In the 1920s, numerous watchmaking companies were trying to create a selfwinding movement. They kept attempting to incorporate slight modifications to Harwood’s selfwinding watch that featured a no winding stem. However, Rolex was following altogether a different path. It experimented with its existing movements and looked for a new solution to the old challenge. Finally, in 1931, Rolex created the AutoRotor movement from an existing Aegler movement (subsidiary seconds Hunter 83/4”’). This invention resulted in a “perpetual motion” wherein the winding mass could turn smoothly both clockwise and counterclockwise and pivot a full 360 degrees on its staff in the center of the movement. In 1932, Rolex patented its first successful selfwinding perpetual wristwatch. One year later, the Rolex Bubbleback was introduced into the market. Due to unsuccessful attempts in the past and the resulting skepticism in the public eye, Rolex tried to publicize this new model as “the watch sensation of 1934”.

The fascinating historical marker is the watch never had “Bubbleback” engraved anywhere on it, and was never officially designated that title. Instead, it bore “Rolex Oyster Perpetual” just below the 12 o’clock position. How did it come to be known as “Bubbleback”? Well, the answer lies in its bubbleshaped, thicker case back. The thick AutoRotor led to an over sized mechanism which needed a thicker case. Another nick name for this model had been “Ovettone”. This Italian word means “little egg”. The earliest Bubbleback models featured a 3 piece case and a deeper case back. In 1936, Rolex rolled out two new models: 3131 and 3132. Both these models sported a new 2piece case and new modified movement 9 ”’. It is interesting to note that the early Bubbleback watches were the first Rolex models to be made available in the stainless steel material known as Steelium. Some models were also made available in Rolesor (steel and gold combination). The two terms, Steelium and Rolesor, were coined by Rolex and subsequently patented in 1931 and 1933 respectively.

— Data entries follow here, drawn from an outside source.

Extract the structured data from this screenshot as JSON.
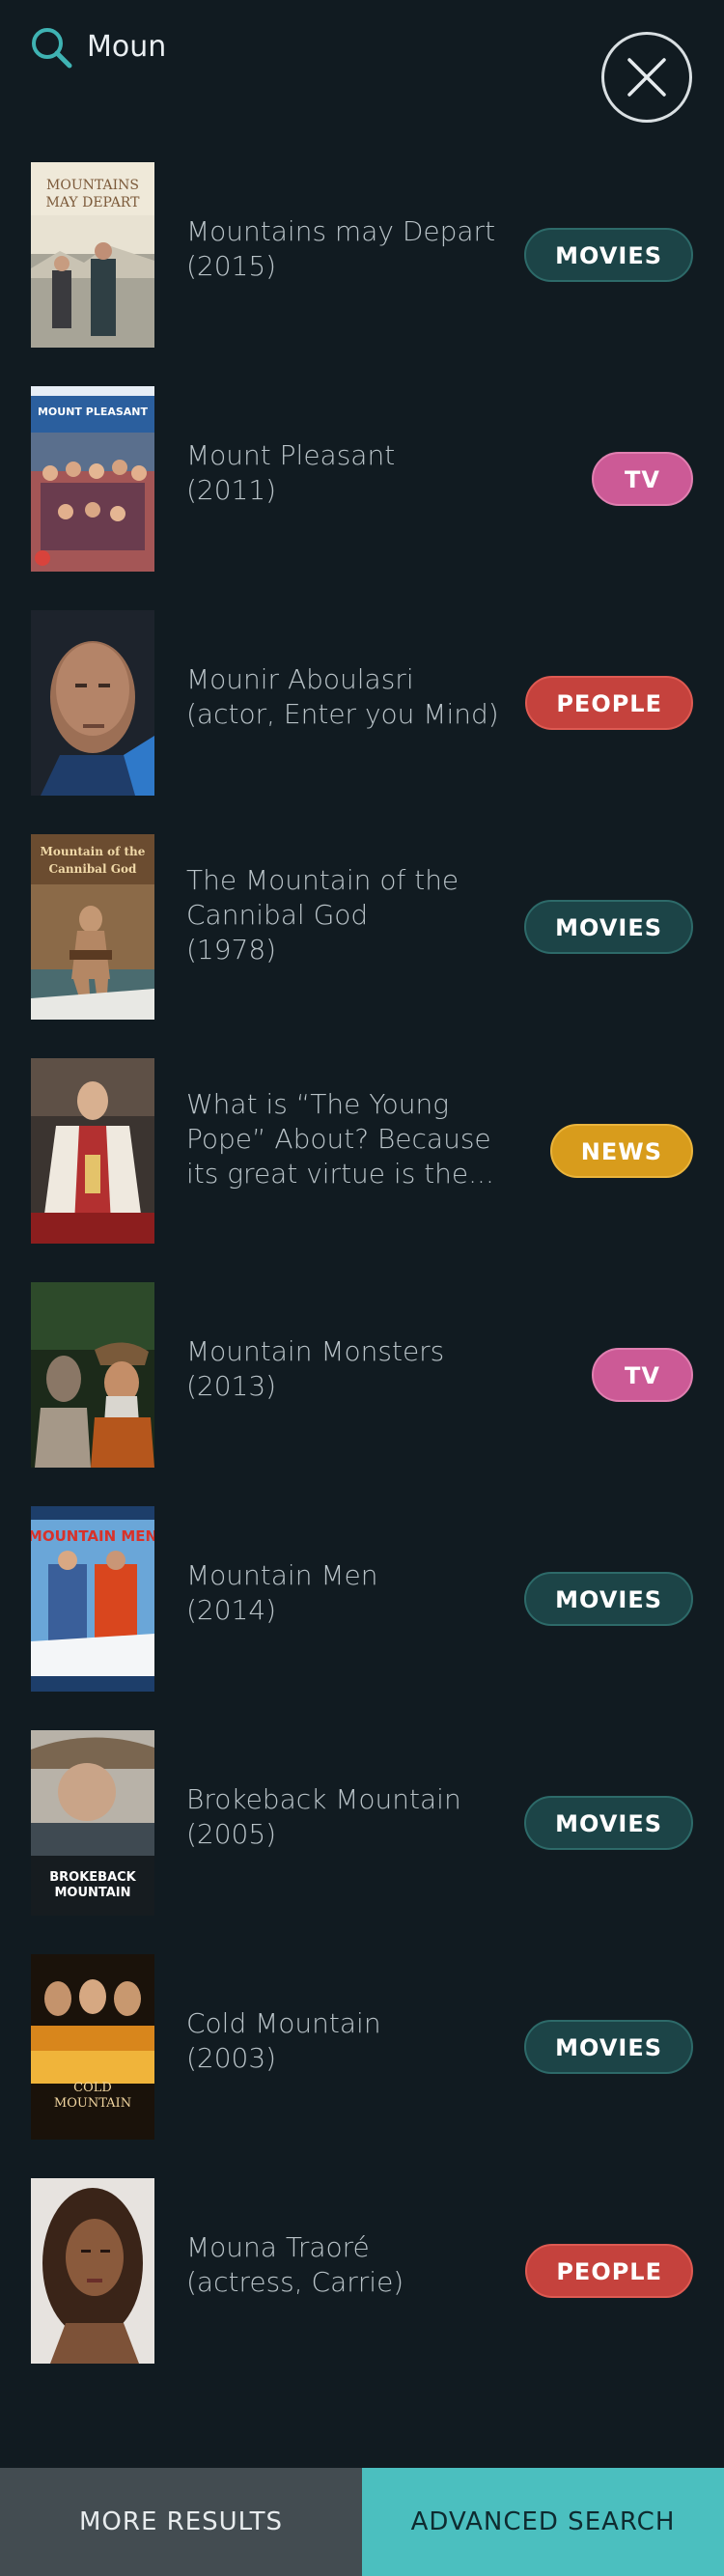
{
  "search": {
    "query": "Moun",
    "icon": "search-icon",
    "close_icon": "close-icon"
  },
  "colors": {
    "background": "#111b21",
    "movies": "#1c4447",
    "tv": "#cc5a96",
    "people": "#c5423d",
    "news": "#d89c1c",
    "advanced": "#4bbfbf"
  },
  "results": [
    {
      "title": "Mountains may Depart\n(2015)",
      "category": "MOVIES",
      "poster_text": "MOUNTAINS MAY DEPART"
    },
    {
      "title": "Mount Pleasant\n(2011)",
      "category": "TV",
      "poster_text": "MOUNT PLEASANT"
    },
    {
      "title": "Mounir Aboulasri\n(actor, Enter you Mind)",
      "category": "PEOPLE"
    },
    {
      "title": "The Mountain of the\nCannibal God\n(1978)",
      "category": "MOVIES",
      "poster_text": "Mountain of the Cannibal God"
    },
    {
      "title": "What is “The Young\nPope” About? Because\nits great virtue is the...",
      "category": "NEWS"
    },
    {
      "title": "Mountain Monsters\n(2013)",
      "category": "TV"
    },
    {
      "title": "Mountain Men\n(2014)",
      "category": "MOVIES",
      "poster_text": "MOUNTAIN MEN"
    },
    {
      "title": "Brokeback Mountain\n(2005)",
      "category": "MOVIES",
      "poster_text": "BROKEBACK MOUNTAIN"
    },
    {
      "title": "Cold Mountain\n(2003)",
      "category": "MOVIES",
      "poster_text": "COLD MOUNTAIN"
    },
    {
      "title": "Mouna Traoré\n(actress, Carrie)",
      "category": "PEOPLE"
    }
  ],
  "bottom": {
    "more_results": "MORE RESULTS",
    "advanced_search": "ADVANCED SEARCH"
  }
}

A significant breakthrough took place in 1935 when the Bubbleback models were equipped with a new streamlined balance wheel known as the “Super Balance”. This improved the functioning of the AutoRotor. Rolex went one step further by marketing its Bubbleback models in three sizes so that they could appeal to men and women alike. However, no sweep version of the model was made available to the ladies. Later, in the 1950s, some Bubbleback models, such as model 5018, were introduced featuring “Bombe lugs”.

Many other modifications, cosmetically as well as technically, were introduced over time, finally leading to the development of a new Rolex model called “the Big Bubbleback”.